0
我發現在train.txt中訓練情感模型的數據是PTB格式,看起來像這樣。創建另一個train.txt來訓練其他域的情感模型
(3 (2 Yet) (3 (2 (2 the) (2 act)) (3 (4 (3 (2 is) (3 (2 still) (4 charming))) (2 here)) (2 .))))
其真正的句子應該是
Yet the act is still charming here.
但是解析後,我得到了不同的結構
(ROOT (S (CC Yet) (NP (DT the) (NN act)) (VP (VBZ is) (ADJP (RB still) (JJ charming)) (ADVP (RB here))) (. .)))
跟隨我的代碼:
public static void main(String args[]){
// creates a StanfordCoreNLP object, with POS tagging, lemmatization, NER, parsing, and coreference resolution
Properties props = new Properties();
props.setProperty("annotators", "tokenize, ssplit,parse");
StanfordCoreNLP pipeline = new StanfordCoreNLP(props);
// read some text in the text variable
String text = "Yet the act is still charming here .";// Add your text here!
// create an empty Annotation just with the given text
Annotation annotation = new Annotation(text);
// run all Annotators on this text
pipeline.annotate(annotation);
// these are all the sentences in this document
// a CoreMap is essentially a Map that uses class objects as keys and has values with custom types
List<CoreMap> sentences = annotation.get(CoreAnnotations.SentencesAnnotation.class);
// int sentiment = 0;
for(CoreMap sentence: sentences) {
// traversing the words in the current sentence
Tree tree = sentence.get(TreeCoreAnnotations.TreeAnnotation.class);
System.out.println(tree);
// System.out.println(tree.yield());
tree.pennPrint(System.out);
// Tree tree = sentence.get(SentimentCoreAnnotations.SentimentAnnotatedTree.class);
// sentiment = RNNCoreAnnotations.getPredictedClass(tree);
}
// System.out.print(sentiment);
}
然後兩個問題出現當我使用m y自己的句子來創建train.txt。
1.我的樹不同於train.txt中的樹,我知道後者中的數字是情感的極性。
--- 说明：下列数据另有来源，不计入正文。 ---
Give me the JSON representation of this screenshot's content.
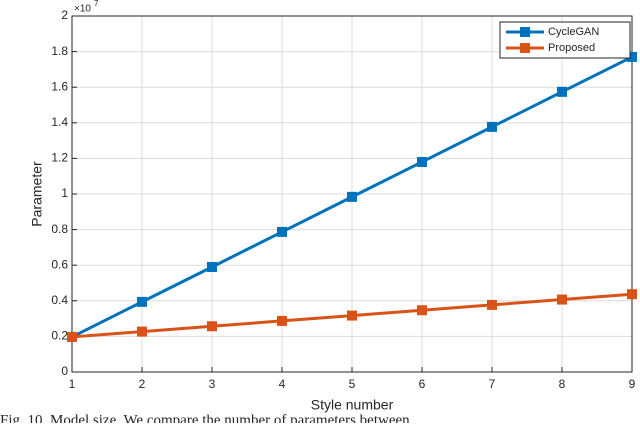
{
  "chart_data": {
    "type": "line",
    "x_label": "Style number",
    "y_label": "Parameter",
    "y_multiplier": {
      "base": "×10",
      "exponent": "7"
    },
    "x": [
      1,
      2,
      3,
      4,
      5,
      6,
      7,
      8,
      9
    ],
    "series": [
      {
        "name": "CycleGAN",
        "color": "#0072bd",
        "values": [
          0.197,
          0.394,
          0.59,
          0.787,
          0.984,
          1.18,
          1.377,
          1.574,
          1.77
        ]
      },
      {
        "name": "Proposed",
        "color": "#d95319",
        "values": [
          0.197,
          0.227,
          0.257,
          0.287,
          0.317,
          0.347,
          0.377,
          0.407,
          0.437
        ]
      }
    ],
    "xlim": [
      1,
      9
    ],
    "xticks": [
      1,
      2,
      3,
      4,
      5,
      6,
      7,
      8,
      9
    ],
    "ylim": [
      0,
      2
    ],
    "yticks": [
      0,
      0.2,
      0.4,
      0.6,
      0.8,
      1,
      1.2,
      1.4,
      1.6,
      1.8,
      2
    ],
    "grid": true,
    "legend": "top-right",
    "caption": "Fig. 10.    Model size.  We compare the number of parameters between"
  }
}
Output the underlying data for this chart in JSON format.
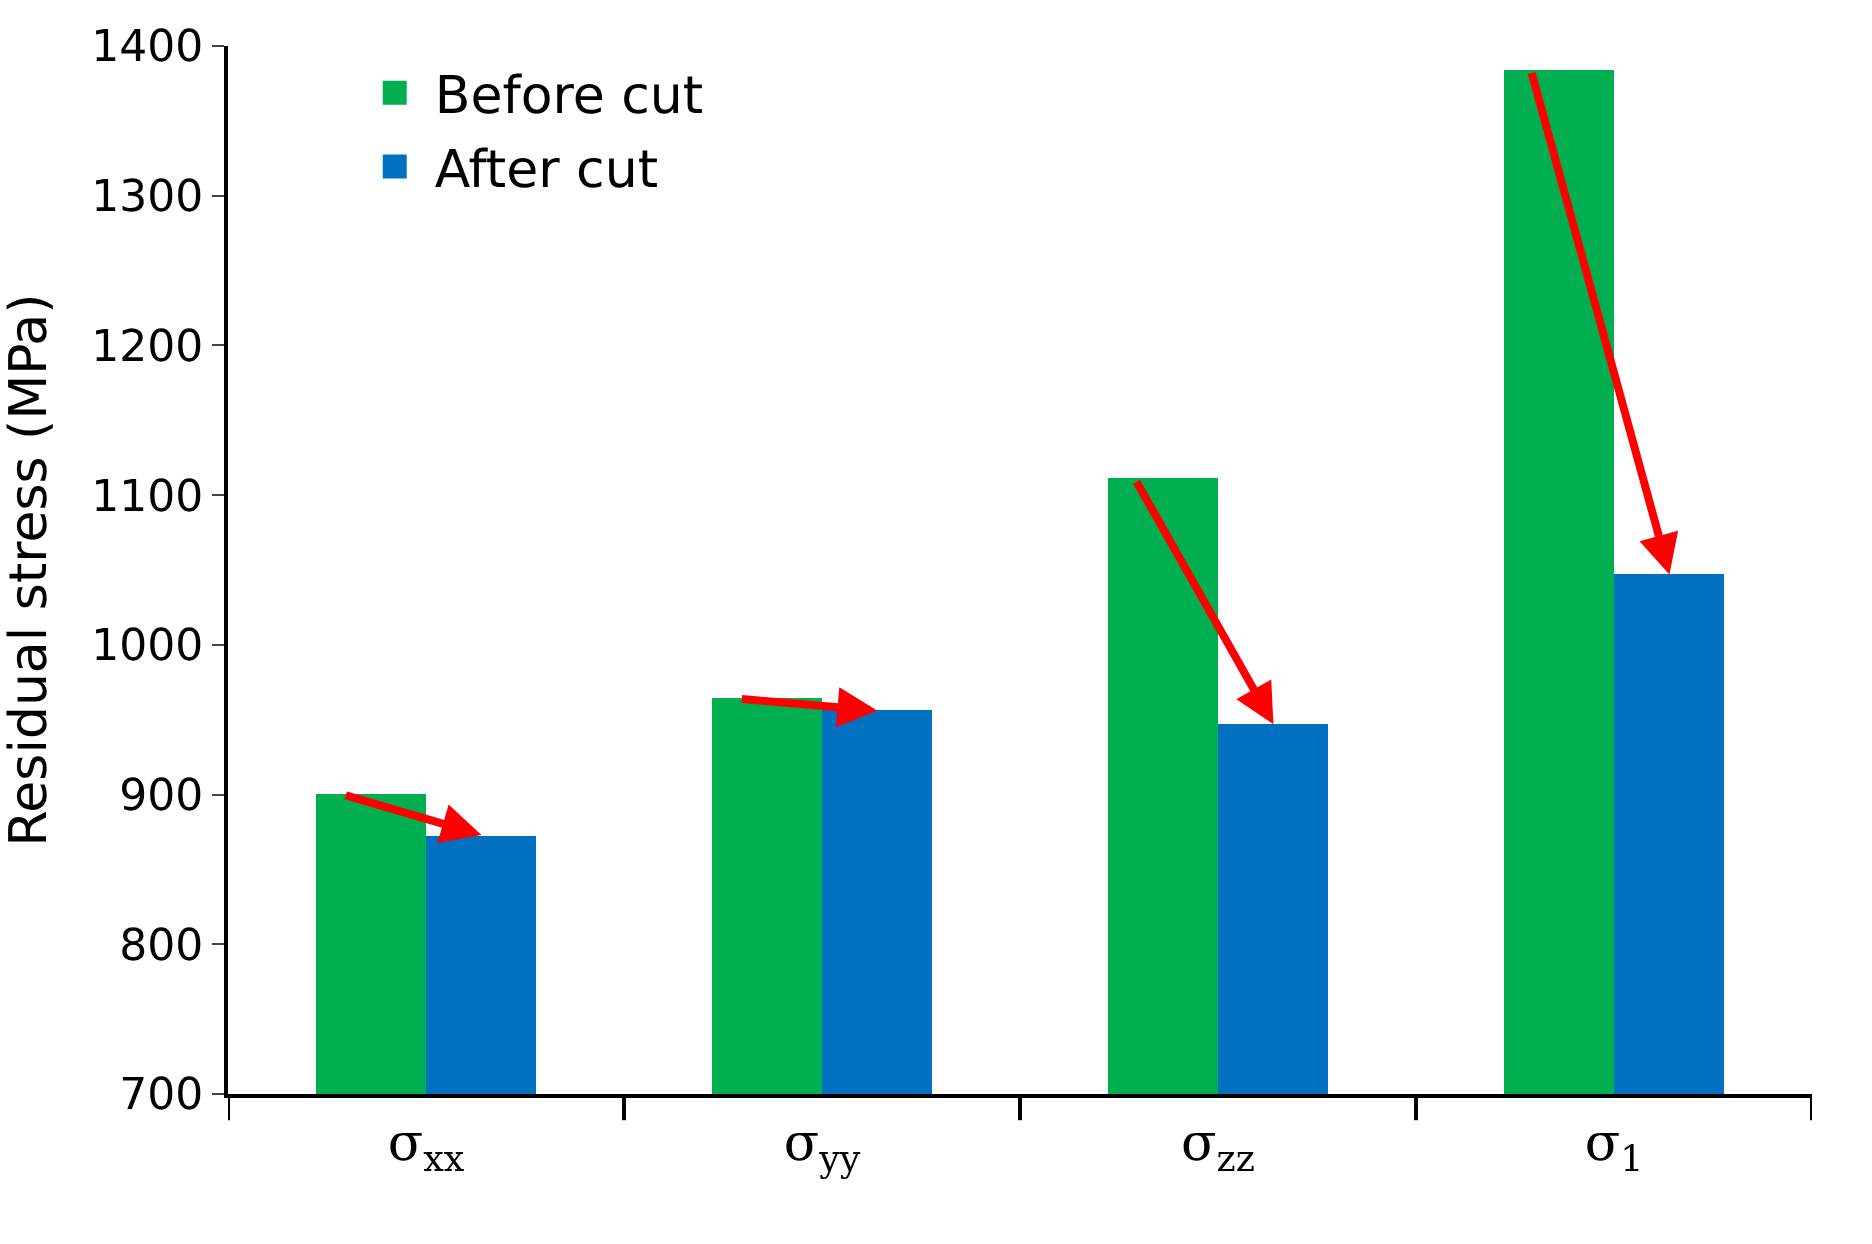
{
  "chart_data": {
    "type": "bar",
    "ylabel": "Residual stress (MPa)",
    "categories": [
      "σ$_{xx}$",
      "σ$_{yy}$",
      "σ$_{zz}$",
      "σ$_{1}$"
    ],
    "series": [
      {
        "name": "Before cut",
        "color": "#00b050",
        "values": [
          900,
          964,
          1111,
          1384
        ]
      },
      {
        "name": "After cut",
        "color": "#0070c0",
        "values": [
          873,
          956,
          947,
          1047
        ]
      }
    ],
    "ylim": [
      700,
      1400
    ],
    "yticks": [
      700,
      800,
      900,
      1000,
      1100,
      1200,
      1300,
      1400
    ],
    "grid": false,
    "legend": "top left"
  }
}
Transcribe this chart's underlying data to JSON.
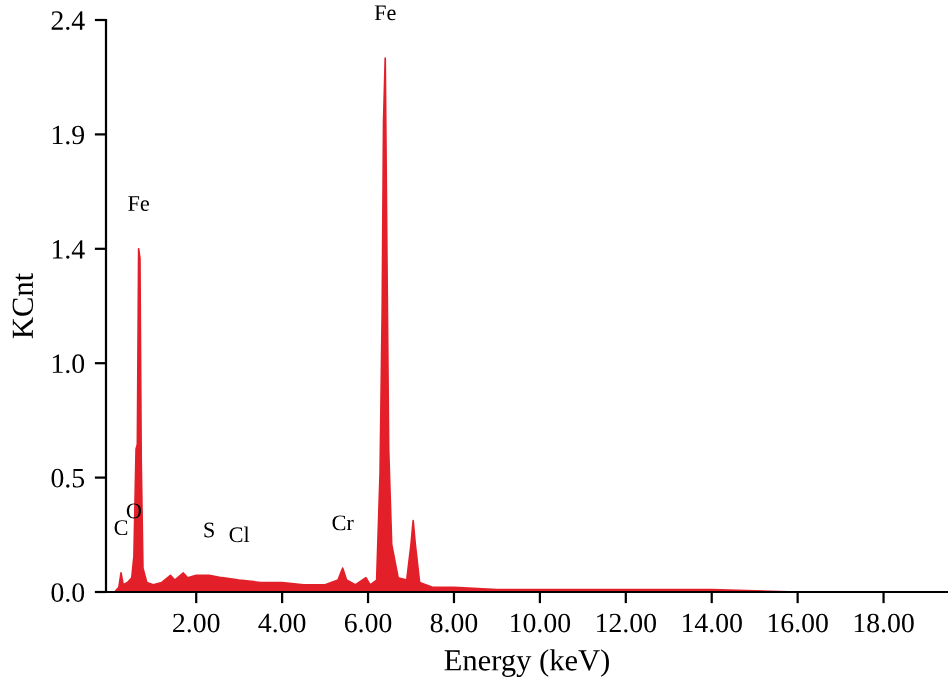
{
  "chart_data": {
    "type": "area",
    "xlabel": "Energy (keV)",
    "ylabel": "KCnt",
    "series": [
      {
        "color": "#e3202a",
        "x": [
          0.1,
          0.2,
          0.25,
          0.3,
          0.4,
          0.5,
          0.55,
          0.6,
          0.63,
          0.66,
          0.69,
          0.72,
          0.76,
          0.85,
          1.0,
          1.2,
          1.4,
          1.5,
          1.7,
          1.8,
          2.0,
          2.3,
          2.6,
          3.0,
          3.5,
          4.0,
          4.5,
          5.0,
          5.3,
          5.41,
          5.5,
          5.7,
          5.95,
          6.05,
          6.2,
          6.28,
          6.33,
          6.36,
          6.4,
          6.44,
          6.48,
          6.55,
          6.7,
          6.9,
          7.0,
          7.05,
          7.1,
          7.2,
          7.5,
          8.0,
          9.0,
          10.0,
          11.0,
          12.0,
          14.0,
          16.0,
          18.0,
          19.5
        ],
        "values": [
          0.0,
          0.02,
          0.08,
          0.03,
          0.04,
          0.06,
          0.15,
          0.6,
          0.62,
          1.44,
          1.4,
          0.55,
          0.1,
          0.04,
          0.03,
          0.04,
          0.07,
          0.05,
          0.08,
          0.06,
          0.07,
          0.07,
          0.06,
          0.05,
          0.04,
          0.04,
          0.03,
          0.03,
          0.05,
          0.1,
          0.05,
          0.03,
          0.06,
          0.03,
          0.05,
          0.5,
          1.2,
          1.97,
          2.24,
          1.4,
          0.6,
          0.2,
          0.06,
          0.05,
          0.2,
          0.3,
          0.2,
          0.04,
          0.02,
          0.02,
          0.01,
          0.01,
          0.01,
          0.01,
          0.01,
          0.0,
          0.0,
          0.0
        ]
      }
    ],
    "xlim": [
      -0.1,
      19.5
    ],
    "xticks": [
      {
        "value": 2,
        "label": "2.00"
      },
      {
        "value": 4,
        "label": "4.00"
      },
      {
        "value": 6,
        "label": "6.00"
      },
      {
        "value": 8,
        "label": "8.00"
      },
      {
        "value": 10,
        "label": "10.00"
      },
      {
        "value": 12,
        "label": "12.00"
      },
      {
        "value": 14,
        "label": "14.00"
      },
      {
        "value": 16,
        "label": "16.00"
      },
      {
        "value": 18,
        "label": "18.00"
      }
    ],
    "ylim": [
      0,
      2.4
    ],
    "yticks": [
      {
        "value": 0,
        "label": "0.0"
      },
      {
        "value": 0.48,
        "label": "0.5"
      },
      {
        "value": 0.96,
        "label": "1.0"
      },
      {
        "value": 1.44,
        "label": "1.4"
      },
      {
        "value": 1.92,
        "label": "1.9"
      },
      {
        "value": 2.4,
        "label": "2.4"
      }
    ],
    "annotations": [
      {
        "text": "Fe",
        "x": 0.66,
        "y": 1.44
      },
      {
        "text": "Fe",
        "x": 6.4,
        "y": 2.24
      },
      {
        "text": "C",
        "x": 0.25,
        "y": 0.08
      },
      {
        "text": "O",
        "x": 0.55,
        "y": 0.15
      },
      {
        "text": "S",
        "x": 2.3,
        "y": 0.07
      },
      {
        "text": "Cl",
        "x": 3.0,
        "y": 0.05
      },
      {
        "text": "Cr",
        "x": 5.41,
        "y": 0.1
      }
    ],
    "grid": false,
    "legend": false
  }
}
但似乎樹結構不同,我想要得到一個二值化的分析樹,它可能看起來像這樣
((Yet) (((the) (act)) ((((is) ((still) (charming))) (here)) (.))))
一旦我得到的感悟號碼,我可以填滿它讓我自己train.txt
2.How得到的二值化解析樹的每個節點都短語,在這個例子中,我應該得到
Yet
the
act
the act
is
still
charming
still charming
is still charming
here
is still charming here
.
is still charming here .
the act is still charming here .
Yet the act is still charming here.
一旦我得到它們,我可以花錢註釋他們的人類註解。
其實我google了他們很多,但不能解決它們,所以我張貼here.Any有用的答案將不勝感激!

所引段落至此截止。